George Gallo’s crime film ‘The Ritual Killer’ revolves around Clinton P.D. detective Lucas Boyd, who investigates multiple murders that are committed as part of African rituals. Boyd seeks the help of renowned African scholar Dr. Mackles to unravel the mystery behind the murders. Their collaboration leads them to Randoku, an international criminal who kills randomly selected individuals as a sangoma. As the film progresses, Boyd and Mackles come across the strength of the evil force they are up against. Since the film is deeply rooted in African culture, the viewers must be eager to find out whether it has real-life connections as well. Here’s what we can share about the same!
Is The Ritual Killer a True Story?
No, ‘The Ritual Killer’ is not based on a true story. The lives of the fictional titular character Randoku and Boyd, the police officer who pursues the killer, were conceived by Bob Bowersox, Jennifer Lemmon, Francesco Cinquemani, Giorgia Iannone, Luca Giliberto, and Ferdinando Dell’Omo, based on a story by Joe Lemmon, Cinquemani and Iannone. However, the writers of the film were inspired by reality to create the foundation of Randoku that concerns the African rituals although there isn’t a real-life counterpart for the character. Muti, what Randoku practices to enhance the lives of his clients, is a real practice based in Southern Africa, especially in the country of South Africa.
Sangomas or the natural healers who practice muti use herbs and other natural products to treat their patients. Human organs are also allegedly used to make medicines according to the muti practice. As per reports, human sacrifices were made to harvest organs so that they can be used for medicinal purposes in several parts of Africa that range from Nigeria to the Zulu and Swazi regions of South Africa. In the film, Randoku is a sangoma who kills several individuals and harvests their organs to create potions that enhance the lives of his clients such as Shelby Farner.
Director George Gallo succeeds in offering a realistic portrayal and insight into muti practices through his film. According to investigative forensic psychologist Gerard Labuschagne, the healer removes the genitals of their victims for bringing good luck to their clients, as Dr. Mackles explains to Boyd in the film. As per African beliefs, “muti murders” were apparently committed sometimes by healers who remove their victims’ organs while they are still alive so that their screams would enhance the power of the medicines created by the same. In the film, Randoku also follows the same procedure.

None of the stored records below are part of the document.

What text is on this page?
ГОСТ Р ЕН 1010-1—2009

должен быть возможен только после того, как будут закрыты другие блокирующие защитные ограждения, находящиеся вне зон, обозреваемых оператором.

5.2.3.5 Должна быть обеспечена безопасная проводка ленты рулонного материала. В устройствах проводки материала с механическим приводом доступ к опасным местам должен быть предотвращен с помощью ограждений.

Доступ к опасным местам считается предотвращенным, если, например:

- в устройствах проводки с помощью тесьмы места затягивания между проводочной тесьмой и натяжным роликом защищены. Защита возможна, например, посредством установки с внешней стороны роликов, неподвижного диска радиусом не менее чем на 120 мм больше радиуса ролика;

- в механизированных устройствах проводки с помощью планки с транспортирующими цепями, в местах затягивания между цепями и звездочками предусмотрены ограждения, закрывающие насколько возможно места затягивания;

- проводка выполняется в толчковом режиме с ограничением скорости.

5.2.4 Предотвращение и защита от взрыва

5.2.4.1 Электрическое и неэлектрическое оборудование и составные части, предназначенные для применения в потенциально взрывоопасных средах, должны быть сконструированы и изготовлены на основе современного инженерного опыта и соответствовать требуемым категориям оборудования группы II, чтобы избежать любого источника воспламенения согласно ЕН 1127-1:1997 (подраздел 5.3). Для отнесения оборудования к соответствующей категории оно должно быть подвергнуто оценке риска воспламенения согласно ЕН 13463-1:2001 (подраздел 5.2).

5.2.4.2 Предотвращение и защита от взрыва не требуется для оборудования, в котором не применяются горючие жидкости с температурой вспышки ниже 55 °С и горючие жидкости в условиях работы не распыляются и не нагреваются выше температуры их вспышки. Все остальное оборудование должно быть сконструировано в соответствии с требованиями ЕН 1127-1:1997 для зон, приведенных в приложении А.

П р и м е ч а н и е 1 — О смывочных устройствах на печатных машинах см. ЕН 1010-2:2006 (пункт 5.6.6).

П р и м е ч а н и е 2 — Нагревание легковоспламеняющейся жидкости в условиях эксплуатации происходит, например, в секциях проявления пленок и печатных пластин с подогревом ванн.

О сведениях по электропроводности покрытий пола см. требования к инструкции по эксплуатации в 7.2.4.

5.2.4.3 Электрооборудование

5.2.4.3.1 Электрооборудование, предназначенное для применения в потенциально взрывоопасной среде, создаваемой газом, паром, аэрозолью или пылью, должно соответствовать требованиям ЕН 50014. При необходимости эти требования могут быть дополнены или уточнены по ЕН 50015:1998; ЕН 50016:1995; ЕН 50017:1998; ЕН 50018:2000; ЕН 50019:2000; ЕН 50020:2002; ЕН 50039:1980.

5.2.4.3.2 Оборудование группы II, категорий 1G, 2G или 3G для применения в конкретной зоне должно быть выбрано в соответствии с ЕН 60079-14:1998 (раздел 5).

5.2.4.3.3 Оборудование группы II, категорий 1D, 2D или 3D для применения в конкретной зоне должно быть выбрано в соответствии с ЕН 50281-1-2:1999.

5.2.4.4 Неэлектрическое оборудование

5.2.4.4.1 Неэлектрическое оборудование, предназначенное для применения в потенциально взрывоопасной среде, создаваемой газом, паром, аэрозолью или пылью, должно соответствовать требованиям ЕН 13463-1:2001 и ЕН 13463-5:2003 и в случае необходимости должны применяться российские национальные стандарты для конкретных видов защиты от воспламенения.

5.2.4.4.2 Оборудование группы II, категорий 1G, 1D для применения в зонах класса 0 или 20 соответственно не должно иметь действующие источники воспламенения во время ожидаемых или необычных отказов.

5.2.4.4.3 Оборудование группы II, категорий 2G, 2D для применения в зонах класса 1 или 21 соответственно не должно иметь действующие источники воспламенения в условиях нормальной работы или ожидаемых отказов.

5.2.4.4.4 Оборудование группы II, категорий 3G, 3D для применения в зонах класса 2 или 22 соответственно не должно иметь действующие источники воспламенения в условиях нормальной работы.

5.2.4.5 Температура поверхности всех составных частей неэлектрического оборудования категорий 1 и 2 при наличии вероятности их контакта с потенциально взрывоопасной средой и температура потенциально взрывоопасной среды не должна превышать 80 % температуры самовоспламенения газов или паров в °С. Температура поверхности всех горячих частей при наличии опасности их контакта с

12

The victims in ‘The Ritual Killer’ have a resemblance to a possible real-life victim of a muti ritual. In September 2001, the torso of an unidentified male child was found in the River Thames, London. The authorities named the child Adam and believed that he was possibly trafficked to the United Kingdom for ritual practice. The police also believed that his other body parts were likely used for making traditional medicines. In the film, the first dead body Boyd discovers is found in a river with the victim’s multiple organs missing. Possibly like the unidentified male child Adam, a ten-year-old boy becomes the victim of a muti practice in the film as well.
Businessmen in need of muti medicines in ‘The Ritual Killer’ may have real-life parallels. According to Labuschagne, businessmen might use medicines made using human hands to attract customers. George Gallo’s film can be seen as a combination of harrowing real-life details concerning muti and fictional characters. Although an African ritual killer named Randoku has never been pursued by the American and Italian police departments in real life, his actions are deeply rooted in reality. Thus, through its fiction, the film opens a window to the startling truth that revolves around the alleged muti rituals.